Customer Success posts a focused card: 17 days since last contact, last interaction was a short email acknowledging a quarterly report, no follow-up since. No expansion signals. Sentiment on the last three messages trends from neutral to faintly negative.

Step 4: The head of distribution takes action. They forward the card to the IR rep covering that LP with a quick note. The rep presses Draft this and the Account Assistant prepares a check-in. The rep approves it that morning.

Step 5: Outcome. The LP responds and raises a concern about reporting pacing that had been quietly frustrating them. The team addresses it directly. The allocation conversation that was two months out stays on track.


Example 3: Acting on an Expansion Signal from a Wholesaling Account

A top-50 wholesaler at a wirehouse has been a steady producer for two years. A recent message from one of their advisors contains a passing comment about a new program at the firm.

Step 1: The signal fires. Customer Success reads the message and classifies it as an expansion signal. The flagged phrase: "we're rolling out a new model program for our HNW desk in Q3 and looking at strategy partners." An alert goes to the covering sales rep: the quote, the source message, and a Draft this button.

Step 2: The sales rep reviews. The rep reads the quoted line and recognizes it as a real opening. The advisor has not asked directly, but the language is unmistakable.

Step 3: The sales rep acts. They press Draft this. The Sales Assistant prepares a brief, conversational note acknowledging the Q3 program and offering to walk through how one of the firm's strategies could fit the HNW desk. The rep edits one sentence and approves.
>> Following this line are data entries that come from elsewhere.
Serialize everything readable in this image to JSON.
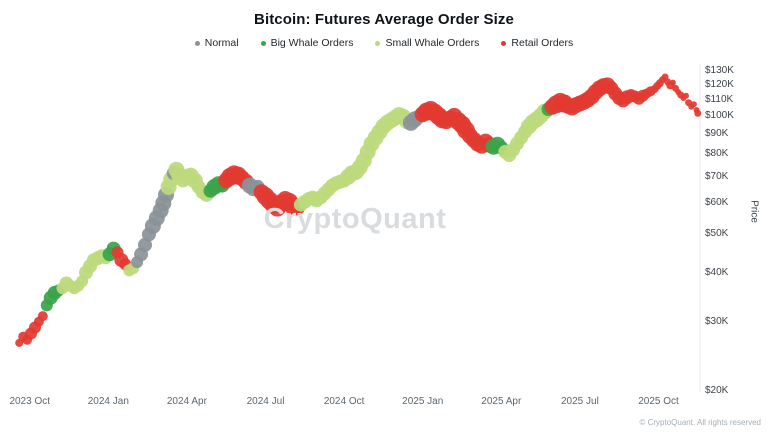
{
  "title": "Bitcoin: Futures Average Order Size",
  "watermark": "CryptoQuant",
  "footer": "© CryptoQuant. All rights reserved",
  "chart_data": {
    "type": "scatter",
    "title": "Bitcoin: Futures Average Order Size",
    "xlabel": "",
    "ylabel": "Price",
    "yscale": "log",
    "ylim": [
      20,
      130
    ],
    "x_unit": "months since 2023 Oct",
    "y_unit": "USD thousands",
    "legend_position": "top",
    "grid": false,
    "categories": [
      {
        "key": "n",
        "label": "Normal",
        "color": "#8b9299"
      },
      {
        "key": "b",
        "label": "Big Whale Orders",
        "color": "#3aa449"
      },
      {
        "key": "s",
        "label": "Small Whale Orders",
        "color": "#bcd97d"
      },
      {
        "key": "r",
        "label": "Retail Orders",
        "color": "#e23a32"
      }
    ],
    "y_ticks": [
      {
        "v": 130,
        "label": "$130K"
      },
      {
        "v": 120,
        "label": "$120K"
      },
      {
        "v": 110,
        "label": "$110K"
      },
      {
        "v": 100,
        "label": "$100K"
      },
      {
        "v": 90,
        "label": "$90K"
      },
      {
        "v": 80,
        "label": "$80K"
      },
      {
        "v": 70,
        "label": "$70K"
      },
      {
        "v": 60,
        "label": "$60K"
      },
      {
        "v": 50,
        "label": "$50K"
      },
      {
        "v": 40,
        "label": "$40K"
      },
      {
        "v": 30,
        "label": "$30K"
      },
      {
        "v": 20,
        "label": "$20K"
      }
    ],
    "x_ticks": [
      {
        "t": 0,
        "label": "2023 Oct"
      },
      {
        "t": 3,
        "label": "2024 Jan"
      },
      {
        "t": 6,
        "label": "2024 Apr"
      },
      {
        "t": 9,
        "label": "2024 Jul"
      },
      {
        "t": 12,
        "label": "2024 Oct"
      },
      {
        "t": 15,
        "label": "2025 Jan"
      },
      {
        "t": 18,
        "label": "2025 Apr"
      },
      {
        "t": 21,
        "label": "2025 Jul"
      },
      {
        "t": 24,
        "label": "2025 Oct"
      }
    ],
    "points": [
      [
        -0.4,
        26.5,
        "r",
        4
      ],
      [
        -0.25,
        27.5,
        "r",
        5
      ],
      [
        -0.1,
        27,
        "r",
        5
      ],
      [
        0.05,
        28,
        "r",
        6
      ],
      [
        0.2,
        29,
        "r",
        6
      ],
      [
        0.35,
        30,
        "r",
        5
      ],
      [
        0.5,
        31,
        "r",
        5
      ],
      [
        0.65,
        33,
        "b",
        6
      ],
      [
        0.8,
        34.5,
        "b",
        7
      ],
      [
        0.95,
        35.5,
        "b",
        7
      ],
      [
        1.1,
        36,
        "b",
        6
      ],
      [
        1.25,
        36.5,
        "s",
        6
      ],
      [
        1.4,
        37.5,
        "s",
        7
      ],
      [
        1.55,
        37,
        "s",
        6
      ],
      [
        1.7,
        36.5,
        "s",
        6
      ],
      [
        1.85,
        37,
        "s",
        6
      ],
      [
        2.0,
        38,
        "s",
        6
      ],
      [
        2.15,
        40,
        "s",
        7
      ],
      [
        2.3,
        41.5,
        "s",
        7
      ],
      [
        2.45,
        43,
        "s",
        7
      ],
      [
        2.6,
        43.5,
        "s",
        7
      ],
      [
        2.75,
        44,
        "s",
        7
      ],
      [
        2.9,
        43.5,
        "s",
        6
      ],
      [
        3.05,
        44.5,
        "b",
        7
      ],
      [
        3.2,
        46,
        "b",
        7
      ],
      [
        3.35,
        45,
        "r",
        6
      ],
      [
        3.5,
        43,
        "r",
        7
      ],
      [
        3.65,
        42,
        "r",
        6
      ],
      [
        3.8,
        40.5,
        "s",
        6
      ],
      [
        3.95,
        41,
        "s",
        6
      ],
      [
        4.1,
        42.5,
        "n",
        6
      ],
      [
        4.25,
        44.5,
        "n",
        7
      ],
      [
        4.4,
        47,
        "n",
        7
      ],
      [
        4.55,
        50,
        "n",
        7
      ],
      [
        4.7,
        52.5,
        "n",
        8
      ],
      [
        4.85,
        55,
        "n",
        8
      ],
      [
        5.0,
        57.5,
        "n",
        8
      ],
      [
        5.1,
        60,
        "n",
        8
      ],
      [
        5.2,
        63,
        "n",
        8
      ],
      [
        5.3,
        66,
        "s",
        8
      ],
      [
        5.4,
        69,
        "s",
        8
      ],
      [
        5.5,
        71.5,
        "n",
        7
      ],
      [
        5.6,
        73,
        "s",
        8
      ],
      [
        5.7,
        70.5,
        "s",
        8
      ],
      [
        5.85,
        69,
        "s",
        8
      ],
      [
        6.0,
        70,
        "s",
        8
      ],
      [
        6.15,
        70.5,
        "s",
        8
      ],
      [
        6.3,
        68.5,
        "s",
        8
      ],
      [
        6.45,
        66,
        "s",
        7
      ],
      [
        6.6,
        64,
        "s",
        7
      ],
      [
        6.75,
        63,
        "s",
        7
      ],
      [
        6.9,
        64.5,
        "b",
        7
      ],
      [
        7.05,
        66,
        "b",
        8
      ],
      [
        7.2,
        67,
        "b",
        8
      ],
      [
        7.35,
        66.5,
        "b",
        7
      ],
      [
        7.5,
        68.5,
        "r",
        8
      ],
      [
        7.65,
        70,
        "r",
        9
      ],
      [
        7.8,
        71,
        "r",
        9
      ],
      [
        7.95,
        70.5,
        "r",
        9
      ],
      [
        8.1,
        69.5,
        "r",
        8
      ],
      [
        8.25,
        68,
        "r",
        8
      ],
      [
        8.4,
        66.5,
        "n",
        8
      ],
      [
        8.55,
        65.5,
        "n",
        8
      ],
      [
        8.7,
        66,
        "n",
        7
      ],
      [
        8.85,
        64,
        "r",
        8
      ],
      [
        9.0,
        62.5,
        "r",
        9
      ],
      [
        9.15,
        61,
        "r",
        9
      ],
      [
        9.3,
        59.5,
        "r",
        9
      ],
      [
        9.45,
        58.5,
        "r",
        9
      ],
      [
        9.6,
        60,
        "r",
        9
      ],
      [
        9.75,
        61.5,
        "r",
        8
      ],
      [
        9.9,
        60.5,
        "r",
        9
      ],
      [
        10.05,
        59,
        "r",
        9
      ],
      [
        10.2,
        58.5,
        "r",
        8
      ],
      [
        10.35,
        59.5,
        "s",
        7
      ],
      [
        10.5,
        60.5,
        "s",
        7
      ],
      [
        10.65,
        61.5,
        "s",
        7
      ],
      [
        10.8,
        62,
        "s",
        7
      ],
      [
        10.95,
        61,
        "s",
        7
      ],
      [
        11.1,
        62,
        "s",
        7
      ],
      [
        11.25,
        63.5,
        "s",
        7
      ],
      [
        11.4,
        65,
        "s",
        7
      ],
      [
        11.55,
        66.5,
        "s",
        7
      ],
      [
        11.7,
        67.5,
        "s",
        7
      ],
      [
        11.85,
        68,
        "s",
        7
      ],
      [
        12.0,
        68.5,
        "s",
        7
      ],
      [
        12.15,
        70,
        "s",
        8
      ],
      [
        12.3,
        71.5,
        "s",
        8
      ],
      [
        12.45,
        72,
        "s",
        8
      ],
      [
        12.6,
        74,
        "s",
        8
      ],
      [
        12.75,
        77,
        "s",
        8
      ],
      [
        12.9,
        81,
        "s",
        8
      ],
      [
        13.05,
        85,
        "s",
        8
      ],
      [
        13.2,
        88,
        "s",
        8
      ],
      [
        13.35,
        91,
        "s",
        8
      ],
      [
        13.5,
        94,
        "s",
        8
      ],
      [
        13.65,
        96,
        "s",
        8
      ],
      [
        13.8,
        97.5,
        "s",
        8
      ],
      [
        13.95,
        99,
        "s",
        8
      ],
      [
        14.1,
        100.5,
        "s",
        8
      ],
      [
        14.25,
        99.5,
        "s",
        8
      ],
      [
        14.4,
        97,
        "s",
        8
      ],
      [
        14.55,
        96,
        "n",
        8
      ],
      [
        14.7,
        98,
        "n",
        8
      ],
      [
        14.85,
        99.5,
        "n",
        7
      ],
      [
        15.0,
        101,
        "r",
        8
      ],
      [
        15.15,
        102.5,
        "r",
        9
      ],
      [
        15.3,
        103.5,
        "r",
        9
      ],
      [
        15.45,
        102,
        "r",
        9
      ],
      [
        15.6,
        100,
        "r",
        9
      ],
      [
        15.75,
        98,
        "r",
        9
      ],
      [
        15.9,
        97,
        "r",
        8
      ],
      [
        16.05,
        98.5,
        "r",
        8
      ],
      [
        16.2,
        100,
        "r",
        8
      ],
      [
        16.35,
        97,
        "r",
        9
      ],
      [
        16.5,
        95,
        "r",
        9
      ],
      [
        16.65,
        92,
        "r",
        9
      ],
      [
        16.8,
        89,
        "r",
        8
      ],
      [
        16.95,
        87,
        "r",
        8
      ],
      [
        17.1,
        85,
        "r",
        8
      ],
      [
        17.25,
        84,
        "r",
        8
      ],
      [
        17.4,
        86,
        "r",
        8
      ],
      [
        17.55,
        84.5,
        "r",
        8
      ],
      [
        17.7,
        83.5,
        "b",
        8
      ],
      [
        17.85,
        84.5,
        "b",
        8
      ],
      [
        18.0,
        83,
        "b",
        7
      ],
      [
        18.15,
        81,
        "s",
        7
      ],
      [
        18.3,
        79.5,
        "s",
        7
      ],
      [
        18.45,
        82,
        "s",
        7
      ],
      [
        18.6,
        85,
        "s",
        7
      ],
      [
        18.75,
        88,
        "s",
        7
      ],
      [
        18.9,
        91,
        "s",
        7
      ],
      [
        19.05,
        94,
        "s",
        8
      ],
      [
        19.2,
        96.5,
        "s",
        8
      ],
      [
        19.35,
        98,
        "s",
        8
      ],
      [
        19.5,
        100,
        "s",
        8
      ],
      [
        19.65,
        102.5,
        "s",
        8
      ],
      [
        19.8,
        104,
        "b",
        7
      ],
      [
        19.95,
        105.5,
        "r",
        8
      ],
      [
        20.1,
        107,
        "r",
        9
      ],
      [
        20.25,
        108.5,
        "r",
        9
      ],
      [
        20.4,
        107.5,
        "r",
        9
      ],
      [
        20.55,
        106,
        "r",
        8
      ],
      [
        20.7,
        105,
        "r",
        8
      ],
      [
        20.85,
        106.5,
        "r",
        8
      ],
      [
        21.0,
        107.5,
        "r",
        8
      ],
      [
        21.15,
        108.5,
        "r",
        8
      ],
      [
        21.3,
        110,
        "r",
        8
      ],
      [
        21.45,
        112,
        "r",
        8
      ],
      [
        21.6,
        115,
        "r",
        8
      ],
      [
        21.75,
        117.5,
        "r",
        8
      ],
      [
        21.9,
        119,
        "r",
        8
      ],
      [
        22.05,
        119.5,
        "r",
        8
      ],
      [
        22.2,
        117.5,
        "r",
        7
      ],
      [
        22.35,
        114,
        "r",
        7
      ],
      [
        22.5,
        111,
        "r",
        7
      ],
      [
        22.65,
        109.5,
        "r",
        7
      ],
      [
        22.8,
        111.5,
        "r",
        7
      ],
      [
        22.95,
        113,
        "r",
        6
      ],
      [
        23.1,
        112,
        "r",
        6
      ],
      [
        23.25,
        110.5,
        "r",
        6
      ],
      [
        23.4,
        112.5,
        "r",
        6
      ],
      [
        23.55,
        114,
        "r",
        5
      ],
      [
        23.7,
        115.5,
        "r",
        5
      ],
      [
        23.85,
        117,
        "r",
        4
      ],
      [
        23.95,
        119,
        "r",
        4
      ],
      [
        24.05,
        121,
        "r",
        4
      ],
      [
        24.15,
        123.5,
        "r",
        3.5
      ],
      [
        24.25,
        125.5,
        "r",
        3.5
      ],
      [
        24.35,
        122,
        "r",
        3.5
      ],
      [
        24.45,
        119.5,
        "r",
        4
      ],
      [
        24.55,
        121.5,
        "r",
        3
      ],
      [
        24.65,
        117.5,
        "r",
        3.5
      ],
      [
        24.75,
        115,
        "r",
        3
      ],
      [
        24.85,
        113,
        "r",
        3.5
      ],
      [
        24.95,
        111,
        "r",
        3
      ],
      [
        25.05,
        112.5,
        "r",
        3
      ],
      [
        25.15,
        108,
        "r",
        3.5
      ],
      [
        25.25,
        105.5,
        "r",
        3
      ],
      [
        25.35,
        107,
        "r",
        3
      ],
      [
        25.45,
        103.5,
        "r",
        3
      ],
      [
        25.5,
        101.5,
        "r",
        3.5
      ]
    ]
  }
}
Step 4: Outcome. The advisor responds within a day. A scoping call is booked the same week. The conversation happened at the right moment because the signal was caught while it was fresh.


Example 4: Catching a Negative Sentiment Drift on an LP Relationship

An institutional LP that has been steady for ten months sends a series of short, terse messages across two weeks. No formal complaint, no escalation. The covering IR rep has not flagged anything.

Step 1: Sentiment flags. Customer Success reads the recent messages and classifies them: three of the last four score mildly negative. A direct message reaches the IR rep: the flagged messages, the sentiment scores, and a note that tone has shifted compared with the previous month.

Step 2: The IR rep reviews. Reading the flagged messages together, the rep sees a pattern: short replies, fewer questions, no positive acknowledgments. On their own each message read as routine; in sequence they show that something has cooled.

Step 3: The IR rep acts. They press Draft this. The Account Assistant prepares a short message asking how things are going and whether the team can do anything better. The rep adds a specific reference to a recent capital call and approves it.

Step 4: Outcome. The LP opens up in their reply. They had a concern about transparency around a portfolio decision that they had not raised directly. The rep addresses it. Sentiment in the following messages returns to neutral and then positive. No drawdown of commitment.